A cena instiga curiosidade, e seguimos ambos até alto mar. Porém, logo vem a primeira discordância – que leva o navio ao meio de uma tempestade – e o roteiro deixa claro que a relação será tratada superficialmente em situações repetitivas e resolvida sempre com muito descaso. Depois que o Essex atinge alto-mar, o melhor personagem da trama é a baleia. Após meses procurando-as, os homens estão cada vez mais desanimados. Estima-se que a caça excessiva espantou-as e ninguém consegue acertar exatamente pra onde foram.

Ao atracarem para repor suprimentos numa taverna, ouvem de um capitão maneta sobre um demônio, uma gigantesca baleia branca que naufragou seu navio. Pollard e Chase ficam extasiados pela possibilidade de milhares de barris de óleo e o retorno triunfante para casa. O Essex segue até perto do equador, onde encontram centenas de baleias e a cachalote manchada de branco que os ataca, persegue e dizima. Há algo incômodo na baleia: um senso de proteção e vingança. Sua violência direcionada e incansável remete aos seres humanos que a caçavam. Numa das cenas mais bonitas do longa, Chase, numa troca de olhares, finalmente parece perceber, com medo e admiração, que são semelhantes – e que ele é o mais fraco. A baleia desliza entre dois botes, sem esbarrar em nenhum.

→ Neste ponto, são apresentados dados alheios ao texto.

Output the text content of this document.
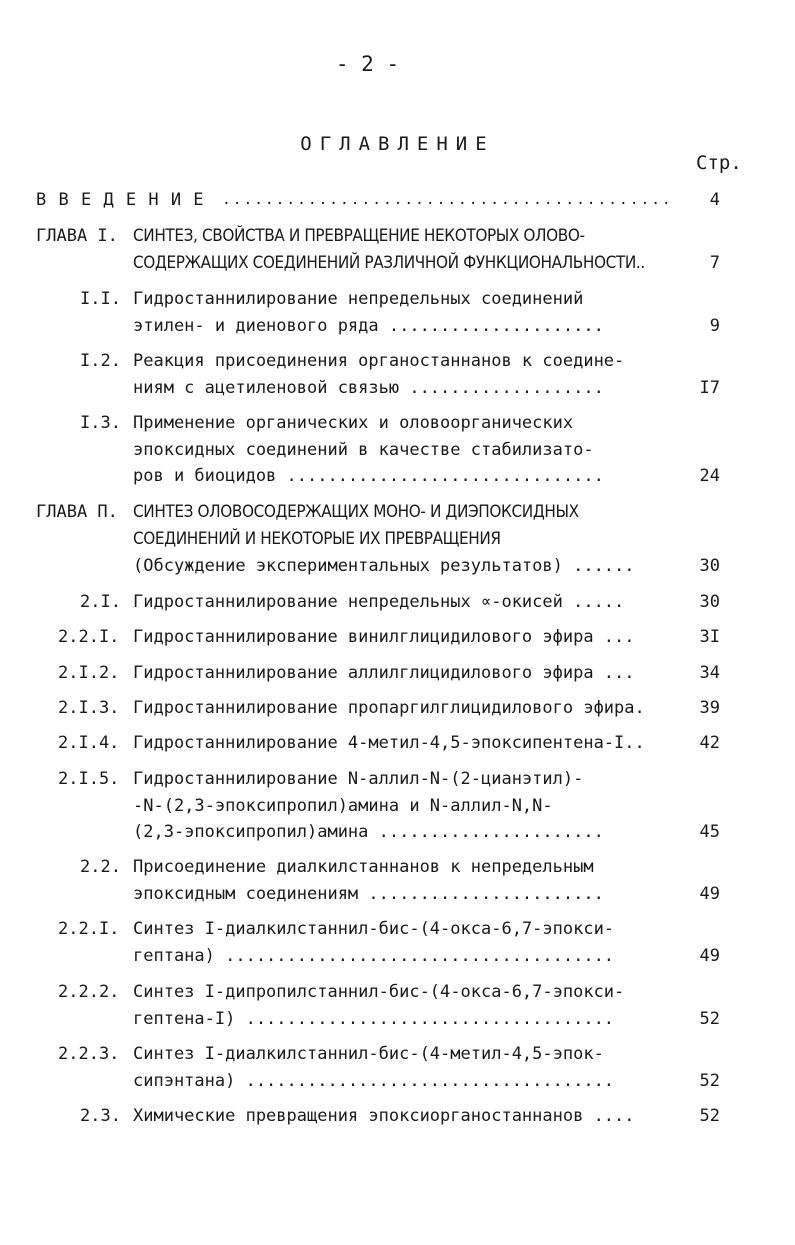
- 2 -
ОГЛАВЛЕНИЕ
Стр.
В В Е Д Е Н И Е ..........................................	4
ГЛАВА I. СИНТЕЗ, СВОЙСТВА И ПРЕВРАЩЕНИЕ НЕКОТОРЫХ ОЛОВО-
СОДЕРЖАЩИХ СОЕДИНЕНИЙ РАЗЛИЧНОЙ ФУНКЦИОНАЛЬНОСТИ..	7
I.I. Гидростаннилирование непредельных соединений
этилен- и диенового ряда .....................	9
I.2. Реакция присоединения органостаннанов к соедине-
ниям с ацетиленовой связью ...................	I7
I.3. Применение органических и оловоорганических
эпоксидных соединений в качестве стабилизато-
ров и биоцидов ...............................	24
ГЛАВА П. СИНТЕЗ ОЛОВОСОДЕРЖАЩИХ МОНО- И ДИЭПОКСИДНЫХ
СОЕДИНЕНИЙ И НЕКОТОРЫЕ ИХ ПРЕВРАЩЕНИЯ
(Обсуждение экспериментальных результатов) ......	30
2.I. Гидростаннилирование непредельных ∝-окисей .....	30
2.2.I. Гидростаннилирование винилглицидилового эфира ...	3I
2.I.2. Гидростаннилирование аллилглицидилового эфира ...	34
2.I.3. Гидростаннилирование пропаргилглицидилового эфира.	39
2.I.4. Гидростаннилирование 4-метил-4,5-эпоксипентена-I..	42
2.I.5. Гидростаннилирование N-аллил-N-(2-цианэтил)-
-N-(2,3-эпоксипропил)амина и N-аллил-N,N-
(2,3-эпоксипропил)амина ......................	45
2.2. Присоединение диалкилстаннанов к непредельным
эпоксидным соединениям .......................	49
2.2.I. Синтез I-диалкилстаннил-бис-(4-окса-6,7-эпокси-
гептана) ......................................	49
2.2.2. Синтез I-дипропилстаннил-бис-(4-окса-6,7-эпокси-
гептена-I) ....................................	52
2.2.3. Синтез I-диалкилстаннил-бис-(4-метил-4,5-эпок-
сипэнтана) ....................................	52
2.3. Химические превращения эпоксиорганостаннанов ....	52
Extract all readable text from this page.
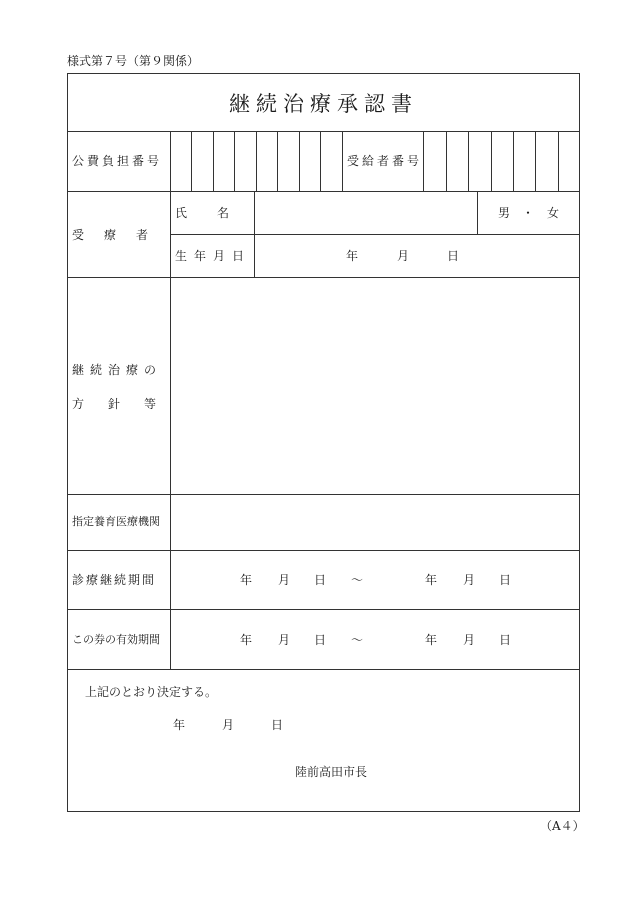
様式第７号（第９関係）
継続治療承認書
公費負担番号	受給者番号
受　療　者
氏　　名	男 ・ 女
生年月日	年	月	日
継続治療の
方　針　等
指定養育医療機関
診療継続期間	年 月 日 ～	年 月 日
この券の有効期間	年 月 日 ～	年 月 日
上記のとおり決定する。
年	月	日
陸前高田市長
（A４）
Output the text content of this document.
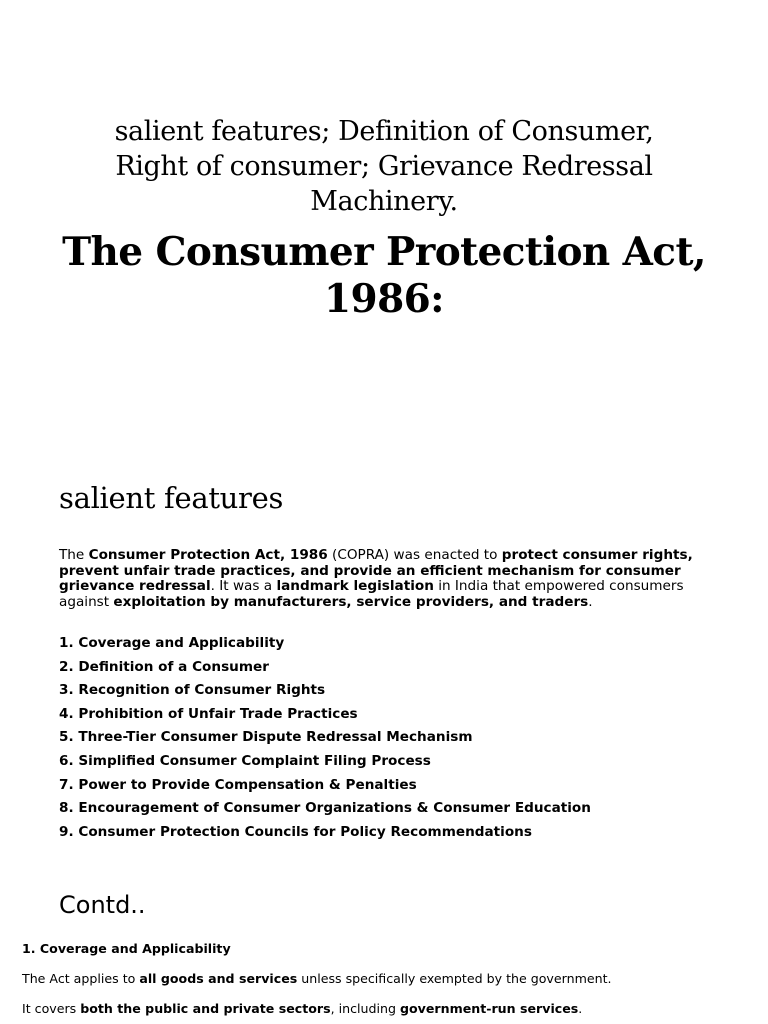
salient features; Definition of Consumer,
Right of consumer; Grievance Redressal
Machinery.
The Consumer Protection Act,
1986:
salient features

The Consumer Protection Act, 1986 (COPRA) was enacted to protect consumer rights, prevent unfair trade practices, and provide an efficient mechanism for consumer grievance redressal. It was a landmark legislation in India that empowered consumers against exploitation by manufacturers, service providers, and traders.

1. Coverage and Applicability
2. Definition of a Consumer
3. Recognition of Consumer Rights
4. Prohibition of Unfair Trade Practices
5. Three-Tier Consumer Dispute Redressal Mechanism
6. Simplified Consumer Complaint Filing Process
7. Power to Provide Compensation & Penalties
8. Encouragement of Consumer Organizations & Consumer Education
9. Consumer Protection Councils for Policy Recommendations
Contd..
1. Coverage and Applicability
The Act applies to all goods and services unless specifically exempted by the government.
It covers both the public and private sectors, including government-run services.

“No Coração do Mar” foi dirigido por Ron Howard (de “Uma Mente Brilhante), que já havia trabalhado com Chris Hemsworth em “Rush – no limite da emoção”. O roteiro é baseado no livro homônimo lançado em 2000 pelo escritor Nathaniel Philbrick sobre o naufrágio do Essex no pacífico, mesmo fato que inspirou Melville a escrever Moby Dick no século XIX.

O roteiro, já apontado anteriormente, força a barra: em diálogos toscos, em conclusões instantâneas de meia frase sobre a tentativa do homem de subjugar a natureza como inferior (completamente sem texto, contexto, desenvolvimento ou sentido momentâneo). Salvam-se as cenas que a natureza protagoniza – tanto o mar quanto a baleia – duas situações cômicas de bêbados e a estranha sucessão de ações contrastantes que permite uma maior tridimensionalidade ao personagem de Pollard. O sensacionalismo de Nickerson atrapalha diversas vezes o impacto do relato, até seu fim. Hollywood parece que não aprende: quanto mais repete o quão horrível é algo, mais nos acostumamos, menos nos importamos.